Ziperstein’s figures function like actors on a stage, performing acrobatics that take the viewer in and out of interior spaces, crevices, nooks and crannies. In Untitled (Bedroom), 2006, the plaster sculptures transform the bedroom space from something banal to a Dr. Seuss-like wonder world. The effect of these figures is similar to the architecture of De Chirico’s paintings or Kurt Schwitters’ Merz sculptures. Like De Chirico’s strangely offset architecture, Ziperstein’s figures manipulate the environment in a way that transforms ordinary into an uncanny dream-like space. Similar to Schwitters’, Ziperstein uses a vocabulary of blanche solid forms that reconfigure interior spaces into alternate dimensions by adorning and crowding furniture and performing strange balancing acts through simple geometry, triangulations, curves and intersections.

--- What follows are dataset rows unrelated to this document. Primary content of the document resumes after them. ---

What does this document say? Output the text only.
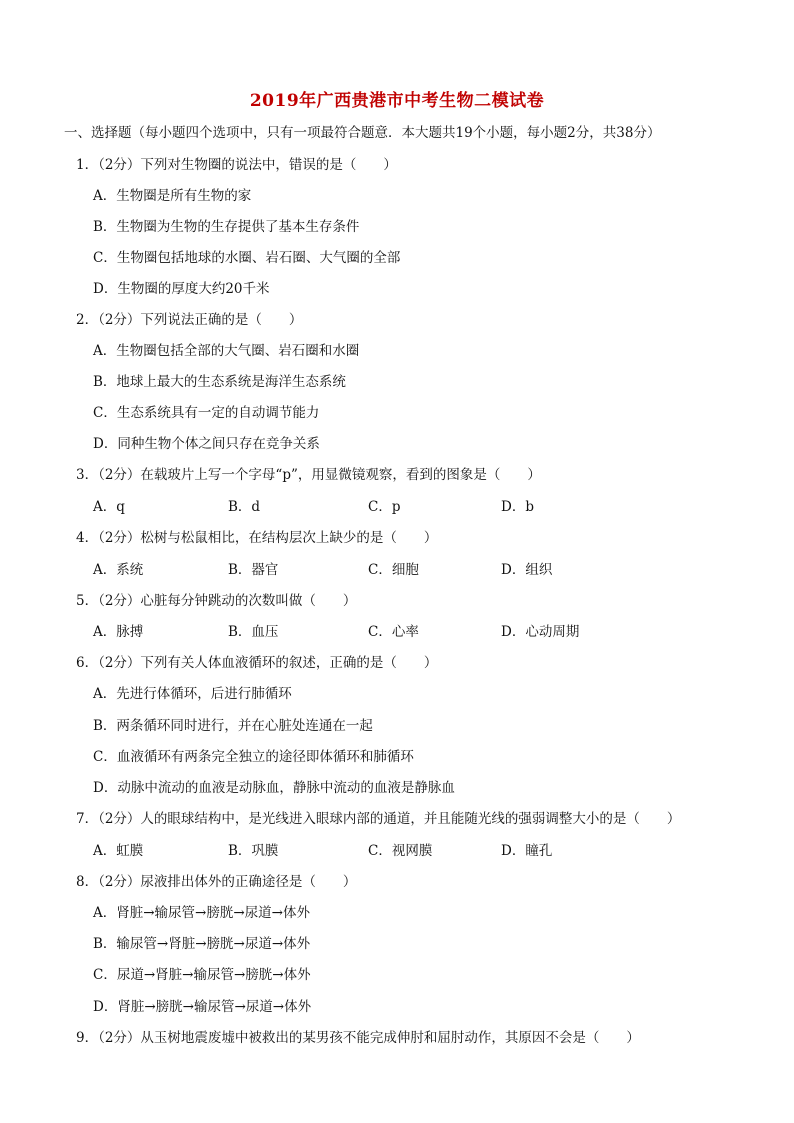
2019年广西贵港市中考生物二模试卷
一、选择题（每小题四个选项中，只有一项最符合题意．本大题共19个小题，每小题2分，共38分）
1．（2分）下列对生物圈的说法中，错误的是（　　）
A．生物圈是所有生物的家
B．生物圈为生物的生存提供了基本生存条件
C．生物圈包括地球的水圈、岩石圈、大气圈的全部
D．生物圈的厚度大约20千米
2．（2分）下列说法正确的是（　　）
A．生物圈包括全部的大气圈、岩石圈和水圈
B．地球上最大的生态系统是海洋生态系统
C．生态系统具有一定的自动调节能力
D．同种生物个体之间只存在竞争关系
3．（2分）在载玻片上写一个字母“p”，用显微镜观察，看到的图象是（　　）
A．q	B．d	C．p	D．b
4．（2分）松树与松鼠相比，在结构层次上缺少的是（　　）
A．系统	B．器官	C．细胞	D．组织
5．（2分）心脏每分钟跳动的次数叫做（　　）
A．脉搏	B．血压	C．心率	D．心动周期
6．（2分）下列有关人体血液循环的叙述，正确的是（　　）
A．先进行体循环，后进行肺循环
B．两条循环同时进行，并在心脏处连通在一起
C．血液循环有两条完全独立的途径即体循环和肺循环
D．动脉中流动的血液是动脉血，静脉中流动的血液是静脉血
7．（2分）人的眼球结构中，是光线进入眼球内部的通道，并且能随光线的强弱调整大小的是（　　）
A．虹膜	B．巩膜	C．视网膜	D．瞳孔
8．（2分）尿液排出体外的正确途径是（　　）
A．肾脏→输尿管→膀胱→尿道→体外
B．输尿管→肾脏→膀胱→尿道→体外
C．尿道→肾脏→输尿管→膀胱→体外
D．肾脏→膀胱→输尿管→尿道→体外
9．（2分）从玉树地震废墟中被救出的某男孩不能完成伸肘和屈肘动作，其原因不会是（　　）
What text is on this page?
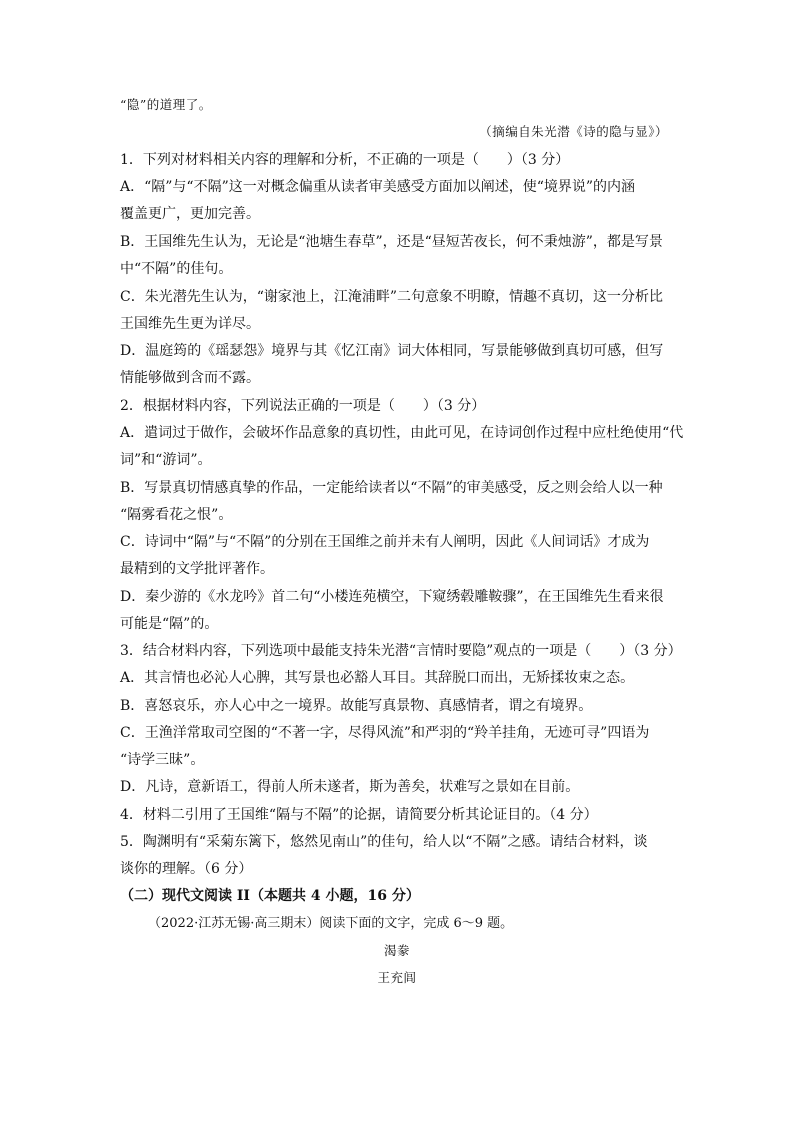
“隐”的道理了。
（摘编自朱光潜《诗的隐与显》）
1．下列对材料相关内容的理解和分析，不正确的一项是（　　）（3 分）
A．“隔”与“不隔”这一对概念偏重从读者审美感受方面加以阐述，使“境界说”的内涵
覆盖更广，更加完善。
B．王国维先生认为，无论是“池塘生春草”，还是“昼短苦夜长，何不秉烛游”，都是写景
中“不隔”的佳句。
C．朱光潜先生认为，“谢家池上，江淹浦畔”二句意象不明瞭，情趣不真切，这一分析比
王国维先生更为详尽。
D．温庭筠的《瑶瑟怨》境界与其《忆江南》词大体相同，写景能够做到真切可感，但写
情能够做到含而不露。
2．根据材料内容，下列说法正确的一项是（　　）（3 分）
A．遣词过于做作，会破坏作品意象的真切性，由此可见，在诗词创作过程中应杜绝使用“代
词”和“游词”。
B．写景真切情感真挚的作品，一定能给读者以“不隔”的审美感受，反之则会给人以一种
“隔雾看花之恨”。
C．诗词中“隔”与“不隔”的分别在王国维之前并未有人阐明，因此《人间词话》才成为
最精到的文学批评著作。
D．秦少游的《水龙吟》首二句“小楼连苑横空，下窥绣毂雕鞍骤”，在王国维先生看来很
可能是“隔”的。
3．结合材料内容，下列选项中最能支持朱光潜“言情时要隐”观点的一项是（　　）（3 分）
A．其言情也必沁人心脾，其写景也必豁人耳目。其辞脱口而出，无矫揉妆束之态。
B．喜怒哀乐，亦人心中之一境界。故能写真景物、真感情者，谓之有境界。
C．王渔洋常取司空图的“不著一字，尽得风流”和严羽的“羚羊挂角，无迹可寻”四语为
“诗学三昧”。
D．凡诗，意新语工，得前人所未遂者，斯为善矣，状难写之景如在目前。
4．材料二引用了王国维“隔与不隔”的论据，请简要分析其论证目的。（4 分）
5．陶渊明有“采菊东篱下，悠然见南山”的佳句，给人以“不隔”之感。请结合材料，谈
谈你的理解。（6 分）
（二）现代文阅读 II（本题共 4 小题，16 分）
（2022·江苏无锡·高三期末）阅读下面的文字，完成 6～9 题。
渴豢
王充闾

The juxtaposition of these quirky, invasive forms with the domestic décor of interior spaces suggests an economic and political dimension to architecture and consumerism. Untitled (Bedroom), 2006, like other pieces in Ziperstein’s exhibition, displays scenarios in which home furnishings and architecture are fused and brought under scrutiny via the hyper-real sculptural configurations. In a sense, Ziperstein’s sculptures expose the relationship between architecture and consumption seen through domestic living. Overall, Ziperstein uses whimsy and fantasy to deconstruct the dynamics of consumer living and the way it transforms and dictates the curves, bends and balancing of architectural spaces.